(Québec) Le gouvernement Legault s’engage dans un bras de fer avec l’industrie gazière en déposant ce mercredi son projet de loi pour mettre fin à la recherche et à la production d’hydrocarbures. Celle-ci lui réclamera au moins 500 millions en compensation.

Ces 500 millions sont une estimation des dépenses des entreprises depuis 15 ans pour explorer le potentiel gazier et pétrolier du Québec, et circulent dans l’industrie. « C’est une approximation », explique Mario Lévesque, président de Ressources Utica. Elle est considérée comme un strict minimum par M. Lévesque, qui fait une comparaison avec les propriétaires de permis de taxi, qui ont touché une indemnité lorsque le gouvernement Legault les a fait disparaître.

Mais dans les faits, il souhaite recevoir un montant plus important qu’un simple remboursement de dépenses. « On a des certificats de découvertes dûment enregistrés. S’ils ferment l’industrie avec une loi, je vais considérer ça comme une expropriation », a-t-il dit.

Le président de l’Association de l’énergie du Québec (AEQ), Éric Tétrault, renchérit. « Si vous gagnez à la loterie et qu’on vous rembourse seulement votre billet, ce n’est pas une compensation, c’est une confiscation », indique-t-il dans une réponse écrite. Il estime que le montant de l’indemnité pourrait « probablement » se chiffrer en milliards de dollars. Les entreprises n’ont pas encore fait leurs comptes.

Il ne saurait y avoir de compensations sans indemnisations pour tous les bénéfices perdus dans les 15 dernières années.

Éric Tétrault, président de l’Association de l’énergie du Québec

Du gaz propre ?

Mais avant tout, l’AEQ tentera de convaincre une dernière fois que le gouvernement doit renoncer à ce projet de loi. Elle mettra sur la table deux études pour appuyer son point de vue. La première, pilotée par le Centre international de référence sur le cycle de vie des produits, procédés et services de Polytechnique Montréal, montre que l’importation à 100 % du gaz naturel des États-Unis et de l’Ouest canadien créera trois fois plus d’émissions globales que s’il était produit au Québec avec une « technologie zéro émission ».

Cette technologie, dont la société gazière albertaine Questerre fait la promotion, vise à capturer et stocker le carbone émis par l’exploitation du gaz naturel. Elle a d’ailleurs récemment signé une entente avec le Conseil de la Première Nation des Abénakis de Wôlinak dont l’objectif est de développer « un centre énergétique à émissions nettes nulles » dans le secteur de Bécancour.

Une deuxième étude, celle-ci de KPMG, démontrerait que le gouvernement du Québec « recevrait des bénéfices allant de 150 à 300 millions par année avec son gaz naturel », plaide l’AEQ, qui estime également qu’une « production québécoise de même volume que celle que l’on importe créerait 6000 emplois très bien rémunérés ».

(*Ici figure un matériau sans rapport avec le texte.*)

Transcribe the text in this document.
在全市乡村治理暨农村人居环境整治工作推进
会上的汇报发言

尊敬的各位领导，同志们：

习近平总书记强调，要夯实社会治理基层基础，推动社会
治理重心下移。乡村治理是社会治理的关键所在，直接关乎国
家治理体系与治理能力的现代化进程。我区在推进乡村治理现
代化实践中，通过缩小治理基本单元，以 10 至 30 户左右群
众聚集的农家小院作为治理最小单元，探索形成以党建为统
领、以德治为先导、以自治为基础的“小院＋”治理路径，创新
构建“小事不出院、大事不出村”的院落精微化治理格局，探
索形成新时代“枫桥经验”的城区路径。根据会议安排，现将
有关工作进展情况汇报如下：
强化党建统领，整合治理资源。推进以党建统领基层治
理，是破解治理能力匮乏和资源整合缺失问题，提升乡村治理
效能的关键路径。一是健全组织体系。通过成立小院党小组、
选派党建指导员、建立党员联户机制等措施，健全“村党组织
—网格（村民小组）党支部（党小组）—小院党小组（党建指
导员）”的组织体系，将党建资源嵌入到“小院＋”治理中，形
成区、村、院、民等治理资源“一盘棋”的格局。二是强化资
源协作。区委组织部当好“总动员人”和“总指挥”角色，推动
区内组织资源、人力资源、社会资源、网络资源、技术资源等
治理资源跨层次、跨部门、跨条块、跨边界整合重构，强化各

Autre carte dans la manche de l’AEQ : elle fera valoir la « prépondérance du principe d’autodétermination des peuples autochtones tel que reconnu par la Déclaration des Nations unies sur les droits des peuples autochtones et le Cadre de reconnaissance et de mise en œuvre du gouvernement canadien adopté en juin dernier ». « Ce principe stipule clairement que les peuples autochtones ont des droits sur les ressources naturelles situées sur leurs terres ancestrales », souligne l’AEQ.

Le premier ministre François Legault, de son côté, avait affirmé en décembre dernier qu’il souhaitait « le moins possible de compensations » pour l’industrie. À l’automne, son gouvernement évoquait des ententes au cas par cas avec les entreprises.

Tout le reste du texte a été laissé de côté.